Giocandolo, mi sono anche reso conto che, probabilmente, la modalità diario è la modalità migliore. Però richiede molto, molto più tempo e diventa più un esercizio di scrittura creativa che un gioco di ruolo. Dopo ventisette prompt di quelle dimensioni, quello che mi trovo in mano è un romanzo sui vampiri, non una giocata (cosa che potrei sempre fare, sai mai che venda bene).

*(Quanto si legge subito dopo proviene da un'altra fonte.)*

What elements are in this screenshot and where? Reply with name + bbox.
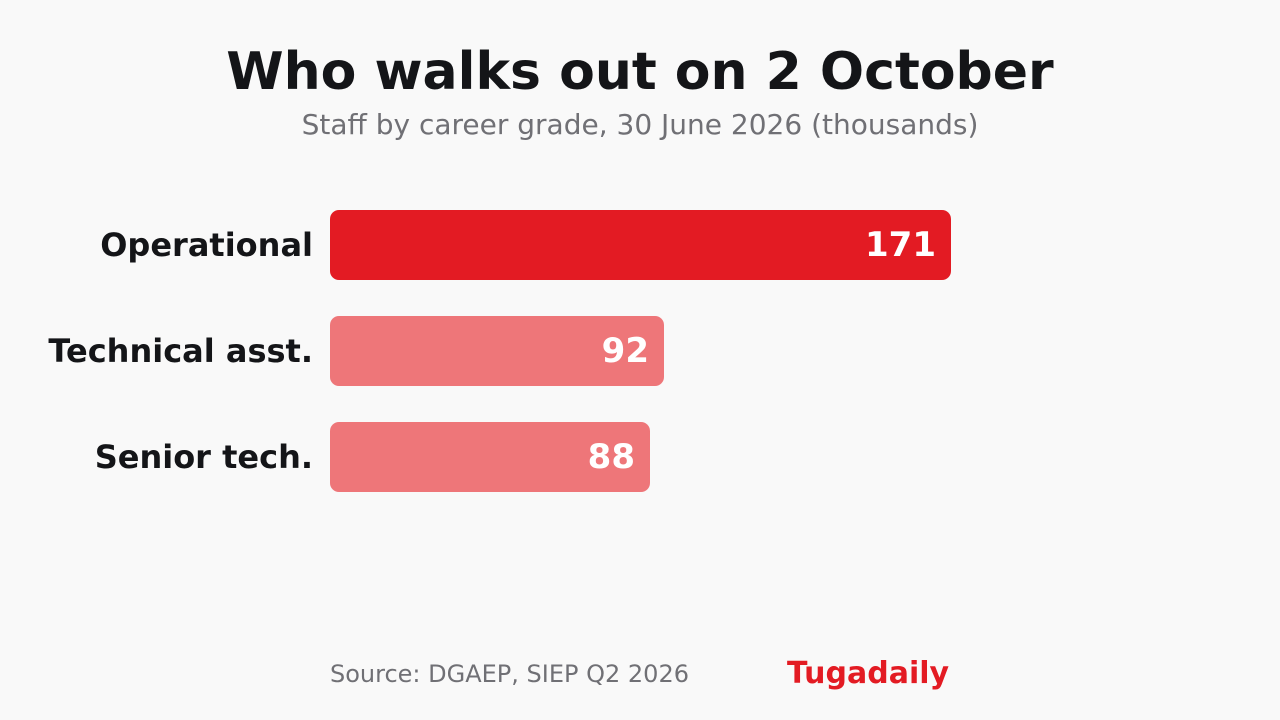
bar-value-label: 171 bbox=[865, 225, 936, 265]
bar bbox=[330, 316, 664, 386]
bar-value-label: 88 bbox=[587, 437, 635, 477]
bar bbox=[330, 210, 951, 280]
brand-logo: Tugadaily bbox=[787, 656, 950, 691]
bar bbox=[330, 422, 650, 492]
source-note: Source: DGAEP, SIEP Q2 2026 bbox=[330, 660, 689, 688]
category-label: Senior tech. bbox=[94, 438, 313, 476]
category-label: Technical asst. bbox=[48, 332, 313, 370]
bar-value-label: 92 bbox=[601, 331, 649, 371]
chart-title: Who walks out on 2 October bbox=[226, 42, 1054, 102]
category-label: Operational bbox=[100, 226, 313, 264]
chart-subtitle: Staff by career grade, 30 June 2026 (tho… bbox=[301, 108, 979, 141]
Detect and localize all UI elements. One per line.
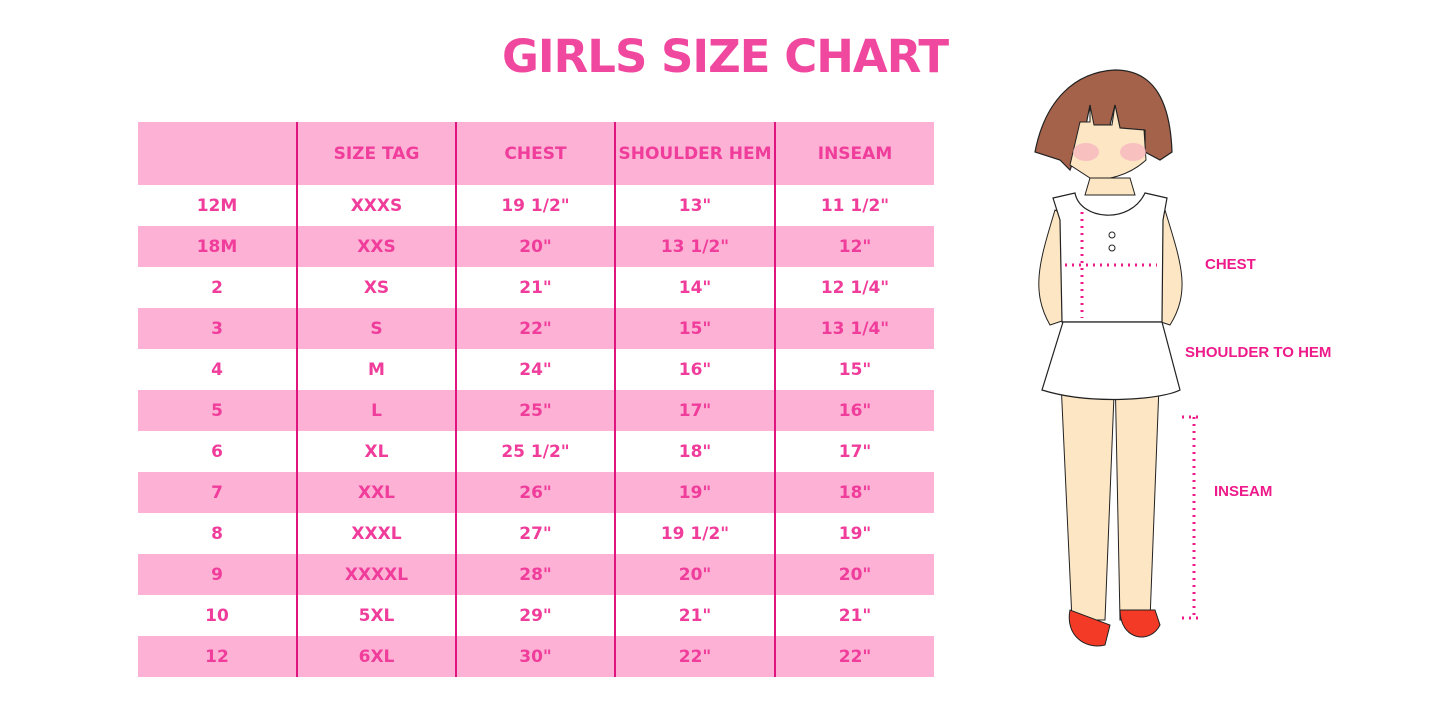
table-cell: 5 [138,390,297,431]
table-cell: 22" [774,636,934,677]
table-cell: 20" [774,554,934,595]
column-header [138,122,297,185]
table-cell: 21" [774,595,934,636]
table-cell: L [296,390,456,431]
table-row: 12 6XL 30" 22" 22" [138,636,934,677]
table-row: 10 5XL 29" 21" 21" [138,595,934,636]
table-cell: 18" [774,472,934,513]
table-cell: 20" [455,226,615,267]
table-row: 8 XXXL 27" 19 1/2" 19" [138,513,934,554]
table-cell: XL [296,431,456,472]
table-cell: 8 [211,523,223,544]
table-cell: 16" [774,390,934,431]
table-cell: 18" [614,431,775,472]
table-cell: 25 1/2" [455,431,615,472]
table-cell: 19 1/2" [614,513,775,554]
table-cell: XXS [296,226,456,267]
table-cell: 15" [774,349,934,390]
table-cell: 3 [138,308,297,349]
table-cell: M [296,349,456,390]
table-cell: 29" [455,595,615,636]
page-title: GIRLS SIZE CHART [501,30,949,83]
table-cell: 6XL [296,636,456,677]
table-cell: XXL [296,472,456,513]
table-row: 4 M 24" 16" 15" [138,349,934,390]
table-cell: 5XL [296,595,456,636]
table-row: 18M XXS 20" 13 1/2" 12" [138,226,934,267]
table-row: 7 XXL 26" 19" 18" [138,472,934,513]
table-cell: 17" [774,431,934,472]
inseam-label: INSEAM [1214,483,1273,500]
table-cell: 4 [211,359,223,380]
table-cell: 16" [614,349,775,390]
table-cell: 12 1/4" [774,267,934,308]
table-cell: 22" [455,308,615,349]
table-cell: 11 1/2" [774,185,934,226]
table-cell: 30" [455,636,615,677]
skirt [1041,321,1181,401]
table-cell: 25" [455,390,615,431]
header-row: SIZE TAG CHEST SHOULDER HEM INSEAM [138,122,934,185]
table-row: 9 XXXXL 28" 20" 20" [138,554,934,595]
table-cell: 10 [205,605,229,626]
table-cell: 24" [455,349,615,390]
table-row: 12M XXXS 19 1/2" 13" 11 1/2" [138,185,934,226]
table-cell: 17" [614,390,775,431]
table-cell: 13 1/4" [774,308,934,349]
table-row: 6 XL 25 1/2" 18" 17" [138,431,934,472]
table-cell: 13 1/2" [614,226,775,267]
table-cell: 20" [614,554,775,595]
table-cell: XXXS [296,185,456,226]
table-cell: 19" [774,513,934,554]
table-cell: 7 [138,472,297,513]
table-cell: 12" [774,226,934,267]
table-cell: 9 [138,554,297,595]
table-cell: 14" [614,267,775,308]
table-cell: 2 [211,277,223,298]
table-cell: 12M [196,195,238,216]
table-cell: XXXL [296,513,456,554]
table-cell: 27" [455,513,615,554]
table-cell: 21" [614,595,775,636]
table-cell: 28" [455,554,615,595]
size-chart-table: SIZE TAG CHEST SHOULDER HEM INSEAM 12M XXXS 1… [138,122,934,677]
column-header: CHEST [455,122,615,185]
girl-illustration [1034,69,1202,647]
table-cell: 6 [211,441,223,462]
table-cell: 15" [614,308,775,349]
table-row: 3 S 22" 15" 13 1/4" [138,308,934,349]
column-header: SHOULDER HEM [614,122,775,185]
table-row: 5 L 25" 17" 16" [138,390,934,431]
table-cell: 21" [455,267,615,308]
table-cell: 22" [614,636,775,677]
table-cell: 19" [614,472,775,513]
table-row: 2 XS 21" 14" 12 1/4" [138,267,934,308]
table-cell: XXXXL [296,554,456,595]
chest-label: CHEST [1205,256,1256,273]
table-cell: XS [296,267,456,308]
column-header: SIZE TAG [296,122,456,185]
hair [1034,69,1173,172]
table-cell: 18M [138,226,297,267]
shoulder-to-hem-label: SHOULDER TO HEM [1185,344,1332,361]
table-cell: 19 1/2" [455,185,615,226]
table-cell: 26" [455,472,615,513]
table-cell: S [296,308,456,349]
table-cell: 13" [614,185,775,226]
table-cell: 12 [138,636,297,677]
column-header: INSEAM [774,122,934,185]
shirt [1052,192,1168,323]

Il gioco inizialmente avvisa che richiederà scelte difficili su tematiche complesse. Ora, magari sono stati i dadi, magari sono io che ho lo spessore emotivo di un cucchiaino, ma non le ho viste queste scelte difficili. Anzi, mi è sembrato parecchio naturale rispondere come ho risposto, a parte qualche prompt che poteva essere più chiaro o più libero (soprattutto quando parla di usare i Personaggi).

Non tutti i prompt sono della stessa qualità. Da una parte temo che sia una cosa che va a gusti, dall’altra, ho anche il sospetto che sia una conseguenza del fatto che questo gioco mira a coprire uno spettro veramente ampio di storie di vampiri (anche se a me ha dato un feeling molto forte da romanzo gotico ottocentesco). Probabilmente concentrandosi su un sottoinsieme più ristretto sarebbe venuto più facile filtrare meglio i prompt; per questo, in realtà, ci sono diverse appendici di prompt opzionali nel manuale stesso, che si possono aggiungere o sostituire a quelli base, però il gioco sconsiglia di farlo alla prima giocata (e avrei davvero dovuto farmeli passare e bilanciare tutti per decidere quali volevo nella mia partita).

Per finire, sarei curioso di sapere come hanno fatto, durante il playtesting, a scambiarsi le giocate, perché trovare un modo di scrivere questa giocata in un formato condivisibile si è rivelato dannatamente difficile, pur essendo piuttosto semplice.